Além disso, emprestou 11 jogadores com salários quase todos pagos pelos clubes de acolhimento. Foram então 30 jogadores que saíram da folha salarial, entrando 8. Não sei o que isto representa em poupança anual de salários, mas sairam vários jogadores de salários elevados a começar por Bas Dost e Petrovic, imagino da ordem de 30%. 

Resumindo, foi mesmo um grande apertar do cinto este verão em Alvalade. 

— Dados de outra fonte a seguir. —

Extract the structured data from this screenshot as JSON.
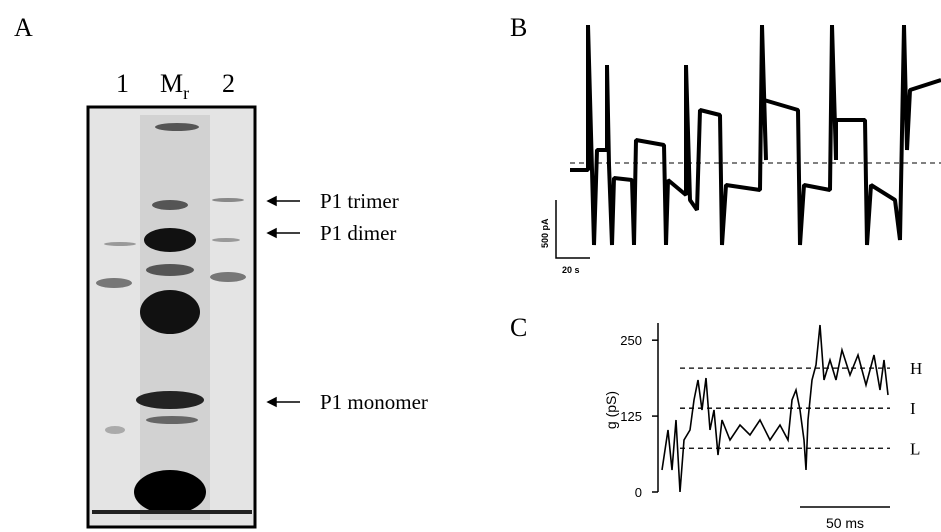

E ainda ficaram alguns casos para resolver:

1. Rafael Leão

2. Ruben Ribeiro

3. Mattheus Oliveira

4. Viviano

5. Irmão do Alan Ruiz, dizem que joga futebol

 

PS: As minhas contas foram as seguintes:

Saídas: 89,5
1. Gelson Martins 22,5
2. Raphinha 21,0
3. Thierry Correia 12,0
4. Matheus Pereira 10,0
5. Bas Dost 7,0
6. Podence 7,0
7. Felix Correia 3,5
8. Jonathan Silva 3,0
9. Domingos Duarte 3,0
10. Tiago Djaló 0,5
11. Salin 0,0
12. André Pinto 0,0
13. Petrovic 0,0
14. Mama Baldé 0,0
15. Wallyson 0,0
16. Jefferson 0,0
17. Ryan Gauld 0,0
18. Carlos Mané 0,0
19. Abdu Conté 0,0

Empréstimos:
1. Diaby
2. Gelson Dala 
3. Bruno Gaspar 
4. Ivanildo Fernandes
5. Lumor
6. Bragança
7. Francisco Geraldes
8. André Geraldes
9. Misic
10. Alan Ruiz
11. Leonardo Ruiz


Entradas: 23,5
1. Rosier 8,0
2. Vietto 7,5
3. Camacho 5,0
4. Eduardo 3,0
5. Neto 0,0
6. Jesé Rodríguez 0,0
7. Bolasie 0,0
8. Fernando 0,0

Saldo: 66,0

Diz que são reforços

Íamos ao nosso estádio ver jogadores como Bas Dost e Raphinha.

Agora iremos ver o espanhol Jesé Rodríguez (14 jogos e apenas um golo na temporada 2018/2019, no Stoke City, onde actuou durante 705 minutos) e o brasileiro Fernando Santos Pedro (23 jogos e apenas um golo na época passada, com 903 minutos jogados, ao serviço do Shakhtar Donetsk, na Ucrânia).

Cumpre-se, portanto, uma emblemática promessa eleitoral de Frederico Varandas: apostar na formação.

O Sporting aposta na formação do Real Madrid e do Palmeiras. Há clubes com sorte.